Comité du budget et des finances
Secrétariat de l’Assemblée des États parties
Cour pénale internationale
Boîte postale 19519
2500 CM, La Haye
Pays-Bas
Bruxelles, le 15 septembre 2015
Cher membre du Comité du budget et des finances,
Nous vous adressons le présent courrier en perspective de la 25e session du Comité du budget et des finances. Plus précisément, nous tenons à souligner l’importance que nous attachons à la décision du Greffier de mettre en place de nouveaux « chefs de bureaux extérieurs » de haut niveau après l’achèvement du projet ReVision du Greffe. À nos yeux, la création de ces postes constitue une nouvelle phase cruciale dans le cadre de réformes plus larges nécessaires pour mieux permettre à la Cour pénale internationale (CPI) de mener à bien son mandat, tout en optimisant son impact positif pour les victimes et les communautés affectées.
Importance des bureaux extérieurs pour l’impact de la CPI
La présence de la CPI dans ou près des pays dont elle examine la situation joue un rôle central dans l’exercice d’un vaste éventail d’activités de la cour. Parmi ces activités figurent notamment la conduite des enquêtes, la protection et le soutien apportés aux victimes et aux témoins, ainsi que la facilitation de la coopération des autorités nationales et des partenaires internationaux. Ces activités nécessitent souvent de développer et d’entretenir des relations de proximité sur le terrain.
Mais la présence de la CPI revêt une importance accrue lorsqu’il s’agit de renforcer l’impact positif de ses procédures dans les pays dont elle examine la situation. Les victimes et les communautés affectées sont au cœur du travail de la cour. Pour ces communautés, il est primordial que la justice soit rendue, mais il est également essentiel que cette justice soit de qualité et que sa visibilité soit assurée. Comme expliqué plus en détail dans notre rapport d’août 2015, Pour que la justice compte : Enseignements tirés du travail de la CPI en Côte d’Ivoire, pour parvenir à exercer un impact, les responsables de la cour doivent prendre des mesures visant à garantir que les procédures de la CPI sont pertinentes, accessibles et perçues comme légitimes dans les pays dont elle examine la situation.
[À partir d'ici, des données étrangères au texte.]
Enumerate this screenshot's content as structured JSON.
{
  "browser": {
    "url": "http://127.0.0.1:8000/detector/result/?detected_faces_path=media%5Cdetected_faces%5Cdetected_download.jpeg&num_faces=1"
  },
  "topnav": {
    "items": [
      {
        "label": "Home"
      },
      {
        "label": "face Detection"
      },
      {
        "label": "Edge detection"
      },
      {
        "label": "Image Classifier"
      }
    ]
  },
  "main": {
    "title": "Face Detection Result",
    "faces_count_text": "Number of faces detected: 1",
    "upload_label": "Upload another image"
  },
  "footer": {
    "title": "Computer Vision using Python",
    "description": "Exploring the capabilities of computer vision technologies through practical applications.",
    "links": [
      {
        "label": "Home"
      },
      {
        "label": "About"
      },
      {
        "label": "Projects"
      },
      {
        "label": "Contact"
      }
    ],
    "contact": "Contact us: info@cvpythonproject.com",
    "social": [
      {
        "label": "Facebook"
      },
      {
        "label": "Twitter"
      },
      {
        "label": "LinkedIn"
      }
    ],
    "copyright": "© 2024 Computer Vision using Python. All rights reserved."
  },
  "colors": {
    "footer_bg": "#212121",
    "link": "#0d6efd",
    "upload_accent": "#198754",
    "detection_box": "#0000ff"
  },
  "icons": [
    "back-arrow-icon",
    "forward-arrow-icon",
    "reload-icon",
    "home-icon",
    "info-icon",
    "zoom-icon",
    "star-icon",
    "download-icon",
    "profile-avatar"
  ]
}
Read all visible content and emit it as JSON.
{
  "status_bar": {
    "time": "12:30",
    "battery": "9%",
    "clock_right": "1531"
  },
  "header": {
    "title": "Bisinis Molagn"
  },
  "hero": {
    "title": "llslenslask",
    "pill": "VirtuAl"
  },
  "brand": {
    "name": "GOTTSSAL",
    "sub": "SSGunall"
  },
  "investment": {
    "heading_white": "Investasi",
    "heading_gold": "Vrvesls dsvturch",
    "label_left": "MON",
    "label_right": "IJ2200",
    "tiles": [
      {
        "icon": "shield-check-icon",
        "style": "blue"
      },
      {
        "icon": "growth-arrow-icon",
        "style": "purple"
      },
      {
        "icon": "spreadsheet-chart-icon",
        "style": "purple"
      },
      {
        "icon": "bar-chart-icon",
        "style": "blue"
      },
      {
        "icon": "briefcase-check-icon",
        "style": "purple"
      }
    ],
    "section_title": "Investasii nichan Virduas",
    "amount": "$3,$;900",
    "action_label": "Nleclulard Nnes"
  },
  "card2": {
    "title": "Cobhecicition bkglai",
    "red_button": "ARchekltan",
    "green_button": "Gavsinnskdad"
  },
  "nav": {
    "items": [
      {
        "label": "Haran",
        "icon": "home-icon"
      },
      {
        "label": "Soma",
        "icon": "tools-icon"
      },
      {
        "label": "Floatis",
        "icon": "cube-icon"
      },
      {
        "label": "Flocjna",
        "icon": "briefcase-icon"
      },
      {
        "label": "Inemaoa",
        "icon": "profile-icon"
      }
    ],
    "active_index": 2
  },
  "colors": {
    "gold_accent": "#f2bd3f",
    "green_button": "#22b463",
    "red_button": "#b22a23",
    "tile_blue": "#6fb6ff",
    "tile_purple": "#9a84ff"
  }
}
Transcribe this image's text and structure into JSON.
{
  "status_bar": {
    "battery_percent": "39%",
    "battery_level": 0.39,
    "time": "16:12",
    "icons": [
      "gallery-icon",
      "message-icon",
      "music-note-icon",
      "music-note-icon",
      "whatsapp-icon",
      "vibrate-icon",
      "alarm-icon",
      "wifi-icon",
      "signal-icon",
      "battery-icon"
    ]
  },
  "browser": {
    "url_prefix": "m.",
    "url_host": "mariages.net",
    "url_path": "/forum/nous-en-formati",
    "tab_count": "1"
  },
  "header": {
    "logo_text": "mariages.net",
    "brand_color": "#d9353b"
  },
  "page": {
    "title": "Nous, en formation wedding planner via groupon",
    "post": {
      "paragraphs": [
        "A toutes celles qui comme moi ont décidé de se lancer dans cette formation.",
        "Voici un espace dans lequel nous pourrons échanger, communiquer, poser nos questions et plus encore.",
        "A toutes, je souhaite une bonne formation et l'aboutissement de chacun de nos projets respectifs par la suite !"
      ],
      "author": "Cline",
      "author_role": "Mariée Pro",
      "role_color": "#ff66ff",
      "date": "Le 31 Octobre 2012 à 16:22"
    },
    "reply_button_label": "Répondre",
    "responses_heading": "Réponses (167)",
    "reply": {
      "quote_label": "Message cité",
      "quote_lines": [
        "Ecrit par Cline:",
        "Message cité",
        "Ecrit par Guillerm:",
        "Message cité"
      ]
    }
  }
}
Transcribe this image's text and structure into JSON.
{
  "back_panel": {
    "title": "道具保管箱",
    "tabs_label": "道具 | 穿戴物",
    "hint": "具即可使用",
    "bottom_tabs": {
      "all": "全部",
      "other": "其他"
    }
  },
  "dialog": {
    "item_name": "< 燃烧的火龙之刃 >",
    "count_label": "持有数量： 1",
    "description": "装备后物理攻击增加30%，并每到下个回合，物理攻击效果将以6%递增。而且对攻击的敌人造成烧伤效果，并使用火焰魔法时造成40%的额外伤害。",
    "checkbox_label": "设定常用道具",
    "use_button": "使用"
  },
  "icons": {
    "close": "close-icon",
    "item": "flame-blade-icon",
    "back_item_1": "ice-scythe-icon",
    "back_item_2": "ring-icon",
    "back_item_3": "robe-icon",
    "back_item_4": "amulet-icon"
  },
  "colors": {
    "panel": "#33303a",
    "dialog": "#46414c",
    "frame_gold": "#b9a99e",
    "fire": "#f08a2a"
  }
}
Les responsables de la cour ont un certain nombre de missions à assumer pour garantir l’impact local de la CPI, chacune de ces missions requérant un engagement soutenu dans les pays dont la cour examine la situation. Elles comprennent notamment la sensibilisation des communautés affectées, l’assistance apportée aux victimes en vue de leur participation aux procédures de la cour, l’implication des victimes et de la société civile dans des consultations, et la possibilité de mener des procédures in situ. Parmi ces missions figurent également la bonne exécution du double mandat dont est investi le Fonds au profit des victimes, à savoir apporter une assistance aux victimes et mettre en œuvre les réparations ordonnées par la cour. Elles comprennent enfin les initiatives en matière de « complémentarité positive » qui visent à encourager d’autres enquêtes et poursuites sur le plan national, amplifiant l’impact des affaires traitées par la CPI et renforçant sa contribution à long terme.[1]
Bien que la présence de la cour pour appuyer ces activités puisse se concrétiser sous différentes formes, les bureaux extérieurs officiels gérés par le Greffe de la cour et comptant un personnel basé en permanence sur le terrain offrent un certain nombre d’avantages.
Les membres du personnel basés sur le terrain auront sans doute une compréhension plus nuancée de l’environnement dans chaque pays, ce qui pourrait aider la cour à adapter ses activités et à relayer cette approche dans les débats plus larges d’orientation politique de la CPI. Ils peuvent également mener leurs opérations selon un échéancier bien plus cohérent et régulier que si ces opérations incombaient uniquement à du personnel basé à La Haye. Chaque fois que les conditions de sécurité le permettent, les bureaux extérieurs de la CPI connus du public peuvent également jouer un rôle primordial en étant le « visage de la CPI », à savoir le lieu vers lequel les communautés affectées, les médias, les autorités nationales et la communauté internationale peuvent se tourner pour obtenir des informations essentielles sur la CPI. Ils servent à donner à la Cour un côté moins abstrait.
La mise en place de bureaux extérieurs officiels peut présenter un certain nombre de défis sur le plan de la logistique, de la sécurité et des ressources. Mais compte tenu de l’importance cruciale qu’ils revêtent pour appuyer le mandat de la cour, en particulier lorsqu’il s’agit de nouer des contacts rapprochés avec les communautés affectées, Human Rights Watch n’a cessé de prôner la mise en place rapide de bureaux extérieurs dans les pays dont la situation est examinée par la CPI.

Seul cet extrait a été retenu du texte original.